[Note. The bilinear and bicubic interpolation algorithms referred to in this article are the Matlab implementations. They are different from the Photoshop algorithms of the same or similar names. The Photoshop versions are reported on a few posts further on. Therefore, this post is primarily of academic interest.]
In yesterday’s post I reported on the effects on photon noise when downsampling monochromatic images in a linear space. However, in Photoshop (Ps) at least, we hardly even downsample in a linear space. sRGB and Adobe RGB have gammas of 2.2, and ProPhoto RGB has a gamma of 1.8.
Changing the gamma to 2.2 has almost no effect on the rms noise. That’s nice.
However, changing gamma to 2.2 does affect the histogram of the noise. I set out to measure that.
In statistics there are two central moments immediately beyond the variance, the square root of which is the standard deviation. They are called skewness and kurtosis. Skewness measures asymmetry in the histogram, and kurtosis measures peakiness.
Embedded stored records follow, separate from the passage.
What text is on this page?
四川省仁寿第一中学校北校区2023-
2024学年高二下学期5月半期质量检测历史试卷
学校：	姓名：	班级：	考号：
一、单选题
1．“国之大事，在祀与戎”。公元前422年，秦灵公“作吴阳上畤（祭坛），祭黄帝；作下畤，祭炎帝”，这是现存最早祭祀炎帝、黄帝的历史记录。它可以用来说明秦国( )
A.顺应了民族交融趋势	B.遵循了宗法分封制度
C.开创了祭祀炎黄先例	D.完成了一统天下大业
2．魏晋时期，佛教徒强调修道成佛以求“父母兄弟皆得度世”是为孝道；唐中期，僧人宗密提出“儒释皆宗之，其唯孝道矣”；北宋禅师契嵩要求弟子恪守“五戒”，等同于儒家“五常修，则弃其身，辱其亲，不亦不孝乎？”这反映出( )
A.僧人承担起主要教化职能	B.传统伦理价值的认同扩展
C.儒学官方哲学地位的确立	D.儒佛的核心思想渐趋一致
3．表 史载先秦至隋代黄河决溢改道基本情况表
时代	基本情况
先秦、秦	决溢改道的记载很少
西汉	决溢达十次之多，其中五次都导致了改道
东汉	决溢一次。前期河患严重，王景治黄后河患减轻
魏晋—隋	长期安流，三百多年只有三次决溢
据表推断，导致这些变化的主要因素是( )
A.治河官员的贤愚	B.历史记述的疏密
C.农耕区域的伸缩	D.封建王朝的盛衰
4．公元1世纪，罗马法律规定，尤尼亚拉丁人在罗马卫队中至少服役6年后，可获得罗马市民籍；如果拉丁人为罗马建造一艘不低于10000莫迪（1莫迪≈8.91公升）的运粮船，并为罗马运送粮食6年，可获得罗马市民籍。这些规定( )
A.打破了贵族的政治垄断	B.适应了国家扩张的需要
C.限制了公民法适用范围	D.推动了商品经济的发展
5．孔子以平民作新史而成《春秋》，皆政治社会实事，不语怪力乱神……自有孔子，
Here’s the skewness we get when downsampling images using a pre-scaling Gaussian AA filter:
It’s clear that all the resampling algorithms, including nearest neighbor, tilt the histogram. It looks like the effect begins to go away by the time the magnification is below 1/8. It’s also clear the magnification of 1/2 is special.
When we look at kurtosis, we see this:
Three is the kurtosis of a Normal distribution. All the resampling algorithms have to a greater or lessor extent, the ability to make the output histogram peakier than that of a Gaussian. Magnificatio of 1/2 is again, special.
Do these things affect the way that noise is perceived? I frankly don’t know, at this point.